One little cut-out glitch today required a patch - here, I'm starting to clean it off:
After planing was done in the curly Jatoba zone of patchiness, it seemed altogether more presentable:
The plane, while not totally sharp, did its work:
Curly Jatoba was not part of the plan (not that there is much of a plan with these pieces), however I ran out of Teak and Spanish Cedar scraps of adequate length for this portion of the frame, and Jatoba is a lot cheaper than Ipé, and - most helpfully - available to me locally. I was surprised after jointing and planing to see that a couple of pieces were curly, something I had not seen in Jatoba before. It would have been nice to save it for another project, but that would have required another trip to the hardwood dealer and more money, so I decided to go ahead with it.
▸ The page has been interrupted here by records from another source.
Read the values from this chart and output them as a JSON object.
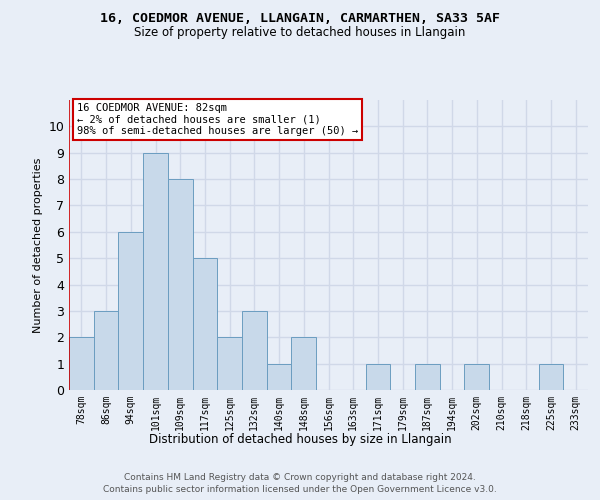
{
  "title1": "16, COEDMOR AVENUE, LLANGAIN, CARMARTHEN, SA33 5AF",
  "title2": "Size of property relative to detached houses in Llangain",
  "xlabel": "Distribution of detached houses by size in Llangain",
  "ylabel": "Number of detached properties",
  "categories": [
    "78sqm",
    "86sqm",
    "94sqm",
    "101sqm",
    "109sqm",
    "117sqm",
    "125sqm",
    "132sqm",
    "140sqm",
    "148sqm",
    "156sqm",
    "163sqm",
    "171sqm",
    "179sqm",
    "187sqm",
    "194sqm",
    "202sqm",
    "210sqm",
    "218sqm",
    "225sqm",
    "233sqm"
  ],
  "values": [
    2,
    3,
    6,
    9,
    8,
    5,
    2,
    3,
    1,
    2,
    0,
    0,
    1,
    0,
    1,
    0,
    1,
    0,
    0,
    1,
    0
  ],
  "bar_color": "#c8d9ea",
  "bar_edgecolor": "#6b9dc0",
  "annotation_text_line1": "16 COEDMOR AVENUE: 82sqm",
  "annotation_text_line2": "← 2% of detached houses are smaller (1)",
  "annotation_text_line3": "98% of semi-detached houses are larger (50) →",
  "annotation_box_edgecolor": "#cc0000",
  "red_vline_color": "#cc0000",
  "ylim_max": 11,
  "footer1": "Contains HM Land Registry data © Crown copyright and database right 2024.",
  "footer2": "Contains public sector information licensed under the Open Government Licence v3.0.",
  "bg_color": "#e8eef7",
  "grid_color": "#d0d8e8",
  "title1_fontsize": 9.5,
  "title2_fontsize": 8.5,
  "ylabel_fontsize": 8,
  "xlabel_fontsize": 8.5,
  "tick_fontsize": 7,
  "ann_fontsize": 7.5,
  "footer_fontsize": 6.5
}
Fancier than it needs to be? Yes.
A few shots of the various joints in progress on this trellis to, possibly, just maybe, whet your appetite, pique your interest, even titillate:
Through tenons, which are a bit long at the moment and will be trimmed back:
Teak always looks so cool with all its variegation when freshly cut, but alas after a few weeks it all looks the same color. You know, that teak color.
What's going on here?:
The trellis is coming together decently so far, and I'm not fussing the details, just knocking the bits together about as fast as I can do the cut out. This trellis is for cucumbers and maybe some squash, so in a few months it will look much like a big green leafy cube in the garden.
By the way, did the pun in the post title work for you? I'm trying.